Wenn man es liest, mag man kaum glauben, dass ein LG so viel gebührenrechtlich Falsches zusammenschreiben kann. Aber leider ist das der Fall. Und leider scheint das, da das LG an verschiedenen Stellen auf eigene Rspr. – andere kennt man offenbar nicht – Bezug nimmt, – "herrschende Meinung" in der Kammer zu sein.
1. Vorab: Der Entscheidung insgesamt ist m.E. anzumerken, dass das LG mit dem Beschluss die Verteidigungsstrategie und das Verteidigungskonzept des Verteidigers abstrafen will, um nicht das Wort "Retourkutsche" zu gebrauchen. Nur dabei übersieht es, dass der Verteidiger im Hinblick auf die Rspr. des BVerfG in 2 BvR 1167/20 in straßenverkehrsrechtlichen Bußgeldverfahren nicht nur alles beanstanden darf, sondern sogar beanstanden muss, wenn es um das Messverfahren geht. Anders hat er – vor allem auch im Hinblick auf die Rspr. der OLG – kaum eine Chance, die Ordnungsgemäßheit einer Messung zu beanstanden. Und das geht, wenn die Verwaltungsbehörden und zunächst wohl auch das AG "bockig" sind, eben nur mit ggf. wortgleichen Anträgen und Textbausteinen, die ein Verteidiger ebenso wie ein AG bzw. LG zur Verfügung hat. Das kann man ihm also nicht vorhalten.
2. Darüber hinaus ist auf folgende Punkte hinzuweisen:
a) Schon der Ansatz des LG, im straßenverkehrsrechtlichen Bußgeldverfahren in der Regel von Gebühren unterhalb der Mittelgebühr auszugehen, ist falsch, wird aber leider – nicht nur vom LG Koblenz – immer wieder gewählt (vgl. zu der Problematik Burhoff/Volpert/Burhoff, RVG Straf- und Bußgeldsachen, 6. Aufl., 2021, Vorbem. 5 VV Rn 55). Dieser gebührenrechtliche Nonsens, für den sich im RVG kein Anknüpfungspunkt findet, wird aber leider immer wieder vertreten.
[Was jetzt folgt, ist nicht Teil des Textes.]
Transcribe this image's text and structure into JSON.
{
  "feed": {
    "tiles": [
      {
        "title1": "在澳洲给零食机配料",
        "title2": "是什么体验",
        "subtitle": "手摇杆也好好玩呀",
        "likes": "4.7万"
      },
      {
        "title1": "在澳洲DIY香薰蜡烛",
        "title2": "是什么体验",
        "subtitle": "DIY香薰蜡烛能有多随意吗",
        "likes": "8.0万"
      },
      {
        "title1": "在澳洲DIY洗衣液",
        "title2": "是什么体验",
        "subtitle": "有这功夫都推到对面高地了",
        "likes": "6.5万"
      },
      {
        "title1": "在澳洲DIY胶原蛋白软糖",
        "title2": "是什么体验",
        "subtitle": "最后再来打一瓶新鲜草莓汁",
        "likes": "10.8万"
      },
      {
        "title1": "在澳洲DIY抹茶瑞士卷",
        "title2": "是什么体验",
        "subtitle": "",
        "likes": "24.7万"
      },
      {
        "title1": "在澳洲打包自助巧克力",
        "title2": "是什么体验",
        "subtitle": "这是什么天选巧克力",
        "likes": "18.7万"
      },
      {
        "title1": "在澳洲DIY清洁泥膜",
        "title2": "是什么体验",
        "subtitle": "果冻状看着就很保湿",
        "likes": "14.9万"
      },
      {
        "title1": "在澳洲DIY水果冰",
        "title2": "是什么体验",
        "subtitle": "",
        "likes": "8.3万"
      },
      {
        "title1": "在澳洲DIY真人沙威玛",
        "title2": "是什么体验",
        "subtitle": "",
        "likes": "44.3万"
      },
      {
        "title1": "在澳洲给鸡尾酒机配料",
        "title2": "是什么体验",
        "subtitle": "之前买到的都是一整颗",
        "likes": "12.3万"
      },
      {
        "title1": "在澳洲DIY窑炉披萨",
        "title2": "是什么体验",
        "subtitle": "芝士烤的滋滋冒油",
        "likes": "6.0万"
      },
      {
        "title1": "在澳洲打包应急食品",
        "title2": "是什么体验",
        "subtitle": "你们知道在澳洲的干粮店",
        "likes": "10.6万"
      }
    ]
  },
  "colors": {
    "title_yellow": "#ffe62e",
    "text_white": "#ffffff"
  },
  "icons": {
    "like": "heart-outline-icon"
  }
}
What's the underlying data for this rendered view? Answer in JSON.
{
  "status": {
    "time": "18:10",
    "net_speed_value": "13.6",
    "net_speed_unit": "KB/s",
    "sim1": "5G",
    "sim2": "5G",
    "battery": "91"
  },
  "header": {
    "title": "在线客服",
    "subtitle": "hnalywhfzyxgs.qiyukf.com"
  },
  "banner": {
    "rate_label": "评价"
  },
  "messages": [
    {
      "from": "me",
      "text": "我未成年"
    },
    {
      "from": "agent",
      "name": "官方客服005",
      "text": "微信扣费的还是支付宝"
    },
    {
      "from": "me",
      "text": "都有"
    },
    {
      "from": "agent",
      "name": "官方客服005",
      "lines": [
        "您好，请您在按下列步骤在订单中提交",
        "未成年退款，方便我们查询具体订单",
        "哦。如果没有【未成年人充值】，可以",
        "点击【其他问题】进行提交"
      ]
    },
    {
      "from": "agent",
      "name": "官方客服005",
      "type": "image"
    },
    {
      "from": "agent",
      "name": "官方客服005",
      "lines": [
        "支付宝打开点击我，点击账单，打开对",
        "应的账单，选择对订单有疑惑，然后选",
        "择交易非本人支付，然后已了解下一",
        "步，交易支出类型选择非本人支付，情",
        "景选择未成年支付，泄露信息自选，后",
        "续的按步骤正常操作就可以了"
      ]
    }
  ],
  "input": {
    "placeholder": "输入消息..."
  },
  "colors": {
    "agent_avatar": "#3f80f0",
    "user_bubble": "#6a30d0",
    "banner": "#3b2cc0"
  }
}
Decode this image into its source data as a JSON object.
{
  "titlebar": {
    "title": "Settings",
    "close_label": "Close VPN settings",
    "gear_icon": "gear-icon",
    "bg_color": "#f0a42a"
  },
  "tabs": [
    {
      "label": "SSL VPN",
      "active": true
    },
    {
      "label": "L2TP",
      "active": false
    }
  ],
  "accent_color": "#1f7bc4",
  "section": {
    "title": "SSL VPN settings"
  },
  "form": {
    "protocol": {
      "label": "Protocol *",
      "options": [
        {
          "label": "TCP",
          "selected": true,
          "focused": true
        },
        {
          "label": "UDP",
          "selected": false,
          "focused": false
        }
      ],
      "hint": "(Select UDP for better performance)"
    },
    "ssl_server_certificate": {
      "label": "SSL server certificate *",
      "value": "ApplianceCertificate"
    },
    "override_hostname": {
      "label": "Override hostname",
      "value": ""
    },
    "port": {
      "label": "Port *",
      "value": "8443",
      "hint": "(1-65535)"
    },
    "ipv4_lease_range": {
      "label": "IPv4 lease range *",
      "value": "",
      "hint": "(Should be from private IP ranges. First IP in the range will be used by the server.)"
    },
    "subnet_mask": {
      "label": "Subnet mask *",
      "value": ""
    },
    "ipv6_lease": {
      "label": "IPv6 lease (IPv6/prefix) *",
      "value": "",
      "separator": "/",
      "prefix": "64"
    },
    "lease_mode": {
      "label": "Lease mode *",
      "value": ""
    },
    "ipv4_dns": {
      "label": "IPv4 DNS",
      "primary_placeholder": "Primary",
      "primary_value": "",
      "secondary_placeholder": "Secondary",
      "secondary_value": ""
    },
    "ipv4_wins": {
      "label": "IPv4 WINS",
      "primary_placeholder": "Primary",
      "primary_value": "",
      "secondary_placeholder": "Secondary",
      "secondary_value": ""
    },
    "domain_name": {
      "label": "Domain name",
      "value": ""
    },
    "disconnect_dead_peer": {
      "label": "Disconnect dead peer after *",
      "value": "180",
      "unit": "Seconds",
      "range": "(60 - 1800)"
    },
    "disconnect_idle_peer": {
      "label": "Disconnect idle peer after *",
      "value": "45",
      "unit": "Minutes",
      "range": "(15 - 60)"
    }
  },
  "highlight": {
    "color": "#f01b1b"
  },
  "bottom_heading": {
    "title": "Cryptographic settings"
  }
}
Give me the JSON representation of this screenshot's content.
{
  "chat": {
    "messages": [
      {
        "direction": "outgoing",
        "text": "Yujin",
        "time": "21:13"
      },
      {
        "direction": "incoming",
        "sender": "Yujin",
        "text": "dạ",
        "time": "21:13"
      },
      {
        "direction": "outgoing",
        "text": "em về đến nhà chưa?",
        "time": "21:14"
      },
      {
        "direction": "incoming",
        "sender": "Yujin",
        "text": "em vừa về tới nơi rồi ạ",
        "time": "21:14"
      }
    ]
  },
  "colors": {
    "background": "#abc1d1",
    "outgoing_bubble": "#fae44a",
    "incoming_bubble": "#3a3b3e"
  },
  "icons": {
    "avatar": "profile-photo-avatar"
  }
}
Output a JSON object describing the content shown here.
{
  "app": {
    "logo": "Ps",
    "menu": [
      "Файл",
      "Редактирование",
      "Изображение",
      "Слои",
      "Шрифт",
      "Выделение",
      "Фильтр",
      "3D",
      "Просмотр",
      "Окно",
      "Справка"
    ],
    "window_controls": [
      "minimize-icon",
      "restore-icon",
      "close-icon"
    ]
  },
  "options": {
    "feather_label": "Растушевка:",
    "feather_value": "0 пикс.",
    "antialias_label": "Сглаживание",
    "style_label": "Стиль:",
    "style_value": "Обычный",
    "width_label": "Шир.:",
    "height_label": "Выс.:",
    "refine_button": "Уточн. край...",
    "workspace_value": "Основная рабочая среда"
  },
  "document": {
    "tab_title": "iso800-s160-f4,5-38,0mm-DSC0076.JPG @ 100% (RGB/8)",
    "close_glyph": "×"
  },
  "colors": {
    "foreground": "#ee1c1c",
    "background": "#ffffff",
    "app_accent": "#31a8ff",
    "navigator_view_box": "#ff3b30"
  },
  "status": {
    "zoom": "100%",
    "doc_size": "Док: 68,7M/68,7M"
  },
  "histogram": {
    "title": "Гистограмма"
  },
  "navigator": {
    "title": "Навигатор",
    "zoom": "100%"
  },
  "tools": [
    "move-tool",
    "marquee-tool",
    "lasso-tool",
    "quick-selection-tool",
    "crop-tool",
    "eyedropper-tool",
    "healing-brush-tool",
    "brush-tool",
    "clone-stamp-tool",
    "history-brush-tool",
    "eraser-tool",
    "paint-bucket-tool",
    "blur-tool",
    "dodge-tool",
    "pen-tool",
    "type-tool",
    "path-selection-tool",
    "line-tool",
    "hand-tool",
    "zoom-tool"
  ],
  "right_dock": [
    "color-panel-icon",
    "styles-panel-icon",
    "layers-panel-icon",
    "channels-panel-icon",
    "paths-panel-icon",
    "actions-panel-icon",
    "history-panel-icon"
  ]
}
Auch spielt die Höhe der Geldbuße bei der Bemessung der Gebühr keine Rolle mehr. Der Bemessungsumstand ist durch die Einordnung der Gebühr in die jeweilige Gebührenstufe verbraucht (Burhoff/Volpert/Burhoff, a.a.O., Vorbem. 5 Rn 57 m.w.N.). Es besteht ein gebührenrechtliches Doppelverwertungsverbot. Für die Abweichung von diesem Grundsatz bleibt das LG eine nachvollziehbare Begründung schuldig.
Hinzu kommt, dass nicht ganz klar ist, von welcher Bemessungsgrundlage das LG im Nachgang zum AG überhaupt ausgeht. Man hat den Eindruck, dass man von den "Mindestgebühren" ausgegangen ist und die dann angemessen (?) erhöht und geprüft hat, ob die Mittelgebühr angemessen ist. Das ist jedoch vollkommen falsch, denn Ausgangspunkt für die Gebührenbemessung ist (immer) die Mittelgebühr, die dann unter Berücksichtigung aller gebührenerhöhenden und -ermäßigenden Umstände zu erhöhen oder zu erniedrigen ist (vgl. nur Burhoff/Volpert/Burhoff, a.a.O., Teil A Rn 1793 ff.). Das sollte auch in Koblenz bekannt sein.
b) Zur Wertung der einzelnen Umstände durch das AG ist nur anzumerken, dass diese m.E. – zumindest teilweise – falsch gewichtet werden, was ersichtlich damit zusammenhängt, dass man offensichtlich die Verteidigungsstrategie "nicht mag" und wohl abstrafen will. In dem Zusammenhang soll nur darauf hingewiesen werden, dass es sich nicht um einen "äußerst einfach gelagerten Fall" handelt, wenn Fahrereigenschaft und Ordnungsgemäßheit der Messung im Streit sind. Das zeigt sich allein schon daran, dass im Verfahren insgesamt wohl drei Sachverständigengutachten erstattet worden sind. Man fragt sich, wenn das LG Koblenz von einem "schwierigen Verfahren" ausgehen will.
3. Insgesamt: Gewogen und (viel) zu leicht befunden.